Kyoto has a few nice courses, and during a recent round at Kyoto Ohara Public Course, or KOPC for short, I was captivated by the fairways that seemed to be cut from the forests, streams, and mountain backdrops in the distance. The course is situated outside Ohara, a quaint small town which is a 45-minute drive north of Kyoto city. There are various elevation changes on the course as it is designed to roll with the mountainside. One particularly intimidating hole is one of the 500-yard par fives that plays uphill. The self-driving carts are only operable along the cart paths and the large touch-screen monitors in each cart make yardage finding easy. All the course information is literally at your fingertips.
If a park-style flat course is more to your liking, Biwako Lakeside Golf Course is worth the trip. Located in Shiga Prefecture on the shores of Japan’s biggest freshwater lake, the course features 27 holes of golf, some of which run parallel to Biwako and offer lake views over your shoulder.

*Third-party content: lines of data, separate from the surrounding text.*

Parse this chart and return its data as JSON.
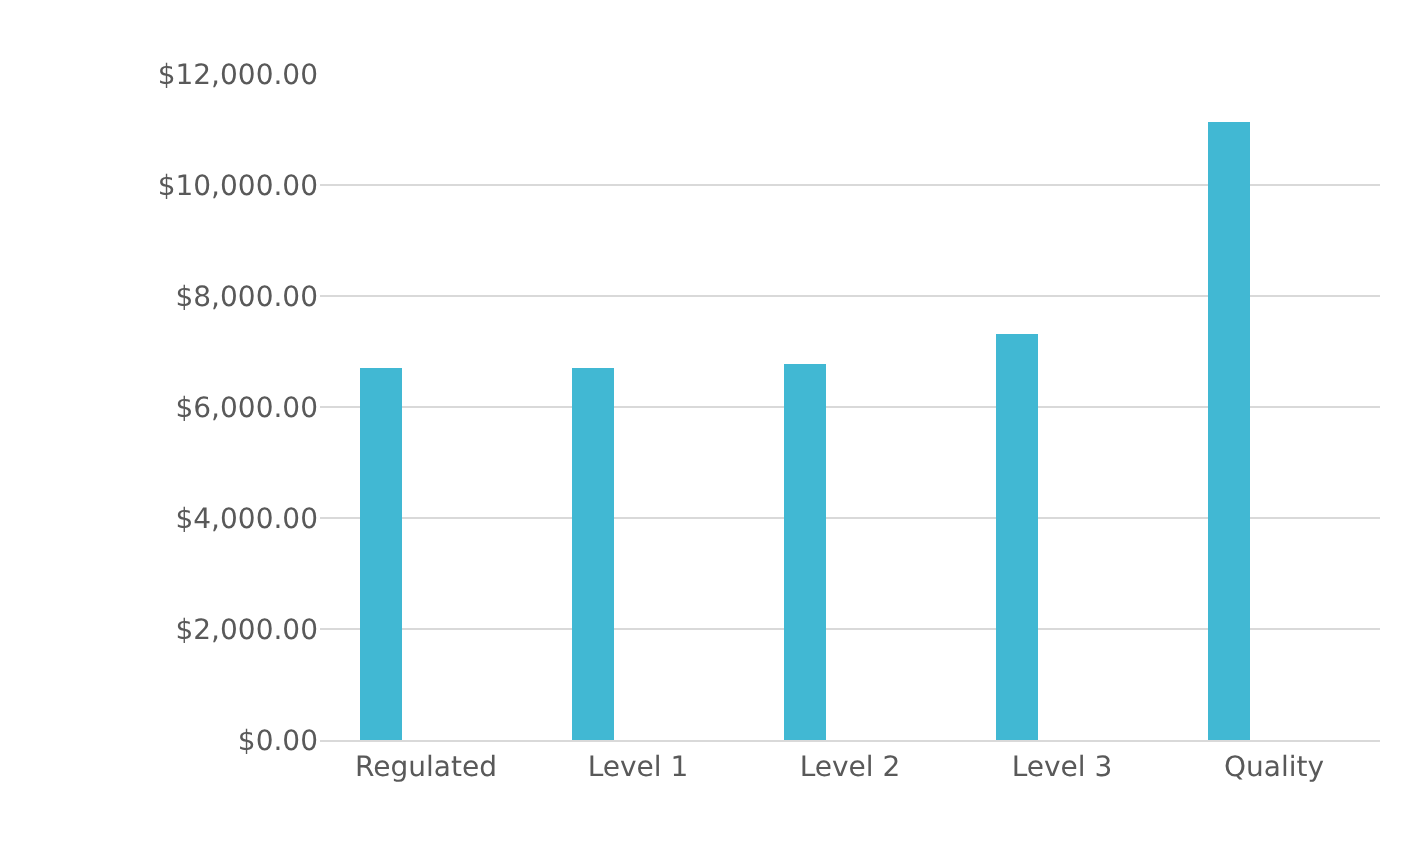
{
  "chart_data": {
    "type": "bar",
    "categories": [
      "Regulated",
      "Level 1",
      "Level 2",
      "Level 3",
      "Quality"
    ],
    "values": [
      6720,
      6720,
      6770,
      7300,
      11130
    ],
    "color": "#41b8d3",
    "ylim": [
      0,
      12000
    ],
    "yticks": [
      {
        "value": 0,
        "label": "$0.00"
      },
      {
        "value": 2000,
        "label": "$2,000.00"
      },
      {
        "value": 4000,
        "label": "$4,000.00"
      },
      {
        "value": 6000,
        "label": "$6,000.00"
      },
      {
        "value": 8000,
        "label": "$8,000.00"
      },
      {
        "value": 10000,
        "label": "$10,000.00"
      },
      {
        "value": 12000,
        "label": "$12,000.00"
      }
    ],
    "grid": "y",
    "legend": false
  }
}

When I played the course in April, the rolling greens were in excellent condition, and it was a great day out. The bunkers are full of soft beach sand, and some of the ponds will collect errant tee shots. The course is accessible via a short taxi ride from JR Moriyama Station. A weekend round with lunch included was ¥13,000.
If you are staying in either Osaka or Kyoto and you want to play a round with easy train access, the riverside course in Kuzuha is a good option. The clubhouse is opposite the Keihan Kuzuha Station. Tthe open-concept course features minimal trees, and holes are positioned tightly together, which will test your ball control.
If you are short on time but still want to fit in a partial Japan golf experience, you can head to one of the various golf net practice facilities usually found along the riverside. With clubs for hire and a bucket of balls for about ¥1,000 this type of golf experience can be done on the cheap and only takes an hour or two. It is also a great rainy day activity, as the golf bays are usually roofed. I recommend the Tsuruya practice facility in Osaka, which is a short walk from Kanzakigawa Station on the Hankyu Line (towards Kobe-Sannomiya). The local train takes six minutes from Umeda.
The website golf-in-japan.com lists a number of courses in various prefectures. Most listings include the price range, address, contact information, rankings, pictures, and all other necessary information in English. It is a useful resource to narrow down and select your desired courses.
There are three things to consider before booking a round. Firstly, courses tend to be far from major transportation hubs as most are set in mountainous areas, so you will need to consider getting to and from the course. Secondly, making tee times and inquiries is difficult to do in English, so you might need your hotel staff or a friend to help you set up your game. Finally, weekday rates at many courses tend to be cheaper, so if you can avoid the weekend rush, you will usually pay 20 to 30 percent less for greens fees.